Vacances d’été. Mon supérieur m’a demandé d’aller au Kenya et de me faire ordonner prêtre avant de revenir pour ma deuxième année d’études. Il pense que j’ai eu assez d’expérience en tant que diacre, et qu’il serait bon de commencer de nouvelles expériences en tant que prêtre. C’est ainsi que le 2 juillet 2023, huit diacres font la queue pour l’ordination sacerdotale à l’église Saint-Joseph de Kangemi, à Nairobi. Il y a un missionnaire d’Afrique parmi les ordinands, et les autres sont des Jésuites. Nous étions tous les sept co-novices, ce qui signifie que nous avons commencé la formation jésuite ensemble. Il est assez rare dans la Compagnie de Jésus en général, mais dans la province de l’Afrique de l’Est en particulier, qu’un tel nombre de co-novices soient ordonnés ensemble, car nous n’avons pas un parcours de formation uniforme. À l’entrée, nous portons la figure d’un diacre dans l’église catholique, mais à la fin de cette messe, la figure se sera transformée en celle d’un prêtre.
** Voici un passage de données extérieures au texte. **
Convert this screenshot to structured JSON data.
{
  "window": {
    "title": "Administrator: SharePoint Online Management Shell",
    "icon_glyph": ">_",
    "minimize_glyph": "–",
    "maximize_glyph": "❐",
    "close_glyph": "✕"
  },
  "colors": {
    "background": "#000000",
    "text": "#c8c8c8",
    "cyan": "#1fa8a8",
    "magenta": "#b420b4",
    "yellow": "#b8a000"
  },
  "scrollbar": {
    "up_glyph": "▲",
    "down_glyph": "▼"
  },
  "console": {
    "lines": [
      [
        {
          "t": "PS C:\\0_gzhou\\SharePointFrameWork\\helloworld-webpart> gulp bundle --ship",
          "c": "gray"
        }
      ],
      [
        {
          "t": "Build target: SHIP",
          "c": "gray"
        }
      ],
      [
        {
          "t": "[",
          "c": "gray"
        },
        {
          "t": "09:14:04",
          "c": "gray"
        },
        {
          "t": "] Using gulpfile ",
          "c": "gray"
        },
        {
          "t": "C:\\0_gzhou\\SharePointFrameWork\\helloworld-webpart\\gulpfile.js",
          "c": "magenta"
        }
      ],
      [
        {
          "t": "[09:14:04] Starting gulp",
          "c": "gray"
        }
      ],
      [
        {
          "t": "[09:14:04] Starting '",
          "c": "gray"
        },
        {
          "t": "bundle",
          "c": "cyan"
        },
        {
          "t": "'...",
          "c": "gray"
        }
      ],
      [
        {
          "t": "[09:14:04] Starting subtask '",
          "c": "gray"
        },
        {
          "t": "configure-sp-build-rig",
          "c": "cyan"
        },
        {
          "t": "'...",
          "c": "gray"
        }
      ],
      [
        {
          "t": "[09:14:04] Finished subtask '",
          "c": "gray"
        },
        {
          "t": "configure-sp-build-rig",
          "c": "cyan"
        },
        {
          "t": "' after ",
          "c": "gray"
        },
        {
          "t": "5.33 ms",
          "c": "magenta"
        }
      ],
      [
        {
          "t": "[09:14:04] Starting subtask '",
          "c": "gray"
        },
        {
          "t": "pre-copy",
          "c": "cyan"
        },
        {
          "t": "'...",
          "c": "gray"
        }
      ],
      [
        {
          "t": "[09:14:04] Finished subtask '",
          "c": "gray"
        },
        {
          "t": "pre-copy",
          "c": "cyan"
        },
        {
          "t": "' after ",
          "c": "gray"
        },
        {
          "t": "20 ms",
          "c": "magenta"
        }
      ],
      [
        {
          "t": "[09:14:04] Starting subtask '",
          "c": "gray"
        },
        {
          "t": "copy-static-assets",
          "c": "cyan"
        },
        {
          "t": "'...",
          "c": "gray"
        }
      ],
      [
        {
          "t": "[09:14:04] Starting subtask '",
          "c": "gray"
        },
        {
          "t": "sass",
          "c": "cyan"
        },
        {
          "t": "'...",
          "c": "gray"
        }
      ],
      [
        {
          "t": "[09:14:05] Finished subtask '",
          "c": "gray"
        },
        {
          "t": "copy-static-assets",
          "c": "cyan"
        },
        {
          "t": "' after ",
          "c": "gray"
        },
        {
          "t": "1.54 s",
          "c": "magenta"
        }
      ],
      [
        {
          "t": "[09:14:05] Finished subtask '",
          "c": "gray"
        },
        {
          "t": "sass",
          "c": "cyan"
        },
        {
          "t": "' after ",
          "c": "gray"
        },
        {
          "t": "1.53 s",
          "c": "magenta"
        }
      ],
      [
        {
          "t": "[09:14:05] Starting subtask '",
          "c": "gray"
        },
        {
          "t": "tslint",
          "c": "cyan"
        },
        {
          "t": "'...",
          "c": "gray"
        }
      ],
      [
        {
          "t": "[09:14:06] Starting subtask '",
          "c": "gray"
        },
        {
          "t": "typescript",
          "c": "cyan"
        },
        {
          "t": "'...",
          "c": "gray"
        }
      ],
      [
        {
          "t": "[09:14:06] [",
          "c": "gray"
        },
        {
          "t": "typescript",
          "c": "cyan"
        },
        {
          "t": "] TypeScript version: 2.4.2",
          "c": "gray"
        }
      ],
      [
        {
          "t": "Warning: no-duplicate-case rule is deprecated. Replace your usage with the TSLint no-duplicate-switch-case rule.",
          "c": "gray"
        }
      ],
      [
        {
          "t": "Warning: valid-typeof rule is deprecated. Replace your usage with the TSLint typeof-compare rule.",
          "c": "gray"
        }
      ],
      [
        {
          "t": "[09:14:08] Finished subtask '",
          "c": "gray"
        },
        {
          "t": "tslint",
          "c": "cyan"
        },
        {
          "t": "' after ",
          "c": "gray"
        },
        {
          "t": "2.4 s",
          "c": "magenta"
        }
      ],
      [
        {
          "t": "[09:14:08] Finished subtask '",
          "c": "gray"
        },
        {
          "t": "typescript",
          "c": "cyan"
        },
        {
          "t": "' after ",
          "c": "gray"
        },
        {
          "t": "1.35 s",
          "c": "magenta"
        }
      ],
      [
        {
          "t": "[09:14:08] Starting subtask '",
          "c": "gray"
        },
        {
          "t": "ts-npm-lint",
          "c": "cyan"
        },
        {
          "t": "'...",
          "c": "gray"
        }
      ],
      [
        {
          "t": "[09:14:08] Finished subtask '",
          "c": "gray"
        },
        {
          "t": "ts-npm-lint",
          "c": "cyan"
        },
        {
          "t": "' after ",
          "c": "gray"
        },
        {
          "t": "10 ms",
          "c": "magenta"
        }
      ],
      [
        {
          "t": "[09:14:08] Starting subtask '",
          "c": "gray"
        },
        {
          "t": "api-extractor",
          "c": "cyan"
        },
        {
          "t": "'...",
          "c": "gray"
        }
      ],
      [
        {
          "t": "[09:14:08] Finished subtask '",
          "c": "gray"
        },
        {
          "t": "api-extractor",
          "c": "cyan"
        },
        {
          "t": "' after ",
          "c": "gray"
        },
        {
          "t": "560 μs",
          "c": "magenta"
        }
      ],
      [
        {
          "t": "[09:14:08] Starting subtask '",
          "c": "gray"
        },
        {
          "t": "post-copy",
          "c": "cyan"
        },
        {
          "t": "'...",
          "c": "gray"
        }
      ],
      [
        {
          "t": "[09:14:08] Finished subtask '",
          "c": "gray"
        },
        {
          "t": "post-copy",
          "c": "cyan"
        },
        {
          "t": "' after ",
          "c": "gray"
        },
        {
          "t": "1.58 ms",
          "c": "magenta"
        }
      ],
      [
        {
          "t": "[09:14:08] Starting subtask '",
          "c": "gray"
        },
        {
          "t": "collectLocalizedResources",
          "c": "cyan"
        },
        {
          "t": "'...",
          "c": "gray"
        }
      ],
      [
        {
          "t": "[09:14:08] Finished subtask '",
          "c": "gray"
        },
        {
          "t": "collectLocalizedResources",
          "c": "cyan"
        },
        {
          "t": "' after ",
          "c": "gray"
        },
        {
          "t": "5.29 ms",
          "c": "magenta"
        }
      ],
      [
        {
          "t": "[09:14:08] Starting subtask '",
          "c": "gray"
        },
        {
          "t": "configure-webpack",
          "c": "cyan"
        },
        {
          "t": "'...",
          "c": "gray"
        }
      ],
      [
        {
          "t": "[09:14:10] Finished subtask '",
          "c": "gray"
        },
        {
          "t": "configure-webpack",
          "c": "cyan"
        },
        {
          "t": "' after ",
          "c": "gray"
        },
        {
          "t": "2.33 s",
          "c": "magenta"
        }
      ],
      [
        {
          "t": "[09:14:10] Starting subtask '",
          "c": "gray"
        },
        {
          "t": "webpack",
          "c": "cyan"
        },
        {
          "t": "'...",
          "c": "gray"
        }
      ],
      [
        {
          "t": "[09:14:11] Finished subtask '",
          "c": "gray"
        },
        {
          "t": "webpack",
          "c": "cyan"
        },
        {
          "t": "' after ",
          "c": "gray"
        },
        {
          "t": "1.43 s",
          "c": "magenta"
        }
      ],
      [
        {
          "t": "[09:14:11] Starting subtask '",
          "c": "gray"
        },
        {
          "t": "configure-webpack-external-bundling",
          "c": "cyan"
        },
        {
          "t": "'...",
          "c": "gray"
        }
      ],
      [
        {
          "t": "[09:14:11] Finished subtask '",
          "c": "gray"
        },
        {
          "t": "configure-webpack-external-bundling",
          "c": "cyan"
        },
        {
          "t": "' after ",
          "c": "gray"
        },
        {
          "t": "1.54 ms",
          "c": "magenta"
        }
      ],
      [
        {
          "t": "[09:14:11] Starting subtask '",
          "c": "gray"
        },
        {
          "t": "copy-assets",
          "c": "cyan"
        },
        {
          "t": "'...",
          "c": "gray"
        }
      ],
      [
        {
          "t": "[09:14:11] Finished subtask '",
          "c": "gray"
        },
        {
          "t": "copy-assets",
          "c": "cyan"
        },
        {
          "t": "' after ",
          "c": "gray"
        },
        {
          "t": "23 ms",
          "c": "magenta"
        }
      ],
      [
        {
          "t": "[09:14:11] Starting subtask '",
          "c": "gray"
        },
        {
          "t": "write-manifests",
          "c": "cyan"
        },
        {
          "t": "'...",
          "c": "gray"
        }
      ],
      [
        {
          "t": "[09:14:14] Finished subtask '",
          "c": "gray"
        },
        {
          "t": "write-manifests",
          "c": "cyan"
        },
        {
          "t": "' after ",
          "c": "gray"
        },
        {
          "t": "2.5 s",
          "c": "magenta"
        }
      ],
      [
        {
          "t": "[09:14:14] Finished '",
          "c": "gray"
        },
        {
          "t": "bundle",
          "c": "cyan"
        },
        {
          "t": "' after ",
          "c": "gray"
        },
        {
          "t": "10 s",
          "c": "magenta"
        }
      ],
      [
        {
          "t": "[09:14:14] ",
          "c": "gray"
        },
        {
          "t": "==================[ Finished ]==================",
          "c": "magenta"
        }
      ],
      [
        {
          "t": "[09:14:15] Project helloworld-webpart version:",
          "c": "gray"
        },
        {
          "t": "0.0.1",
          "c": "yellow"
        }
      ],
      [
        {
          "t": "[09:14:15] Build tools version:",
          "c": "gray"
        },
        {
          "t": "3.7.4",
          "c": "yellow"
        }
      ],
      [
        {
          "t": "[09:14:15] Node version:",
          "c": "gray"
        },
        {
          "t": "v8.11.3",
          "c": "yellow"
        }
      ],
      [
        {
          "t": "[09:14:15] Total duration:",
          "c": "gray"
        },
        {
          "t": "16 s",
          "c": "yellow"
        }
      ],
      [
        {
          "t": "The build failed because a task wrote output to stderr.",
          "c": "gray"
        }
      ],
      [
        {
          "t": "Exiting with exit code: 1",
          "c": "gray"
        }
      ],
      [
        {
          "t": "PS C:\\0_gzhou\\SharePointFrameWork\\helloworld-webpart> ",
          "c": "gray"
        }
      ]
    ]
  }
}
Outre la cérémonie d’ordination à laquelle assistait une foule immense, j’ai dû célébrer ma première messe dans ma paroisse, ainsi qu’une messe d’action de grâce en famille. Dans les deux cas, il s’agissait de célébrations importantes. Comme je suis le premier prêtre de mon village, il y avait beaucoup d’excitation. La famille a accueilli la plus grande foule jamais vue dans le village – mille personnes presque (les catholiques sont une minorité dans mon village, mais les convictions religieuses n’ont pas été un facteur limitant).

Nouvelle année, nouvelles expériences

Les vacances d’été sont terminées et je suis de retour pour ma deuxième année à Saint-Denis. Je suis à l’autel de la basilique cathédrale. L’année dernière, mon rôle au même autel était de remettre le pain et le vin au nom du peuple de Dieu au prêtre, qui les offrait à son tour à Dieu, accompagnés de leurs prières. Aujourd’hui, j’offre à Dieu ces dons et je prononce les paroles de la consécration. Je sais que je suis la même personne que l’année dernière, mais je me rends compte que beaucoup a changé pendant l’été. Je préside aujourd’hui ma première célébration eucharistique à la basilique cathédrale, mais la première dans l’unité pastorale de Saint-Denis était à Sainte-Jeanne d’Arc de la Mutualité. Mon tour de célébrer à l’Estrée est encore à venir et je l’attends avec impatience.

Tout en rendant grâce au donneur de vocations, je continue à prier pour obtenir la grâce d’accomplir tout ce à quoi je suis appelé. J’ai déjà commencé la nouvelle année qui m’a apporté des expériences uniques. Je poursuis les mêmes activités apostoliques que l’année dernière avec l’aumônerie de Saint-Denis, car je suis heureux d’apporter ma contribution à la formation des étoiles de notre avenir. Mais en plus, je prête maintenant main forte aux prêtres de l’unité pastorale de Saint-Denis dans le culte et la célébration des sacrements. Je m’attends à une année de croissance et de productivité. En toutes choses, pour la plus grande gloire de Dieu.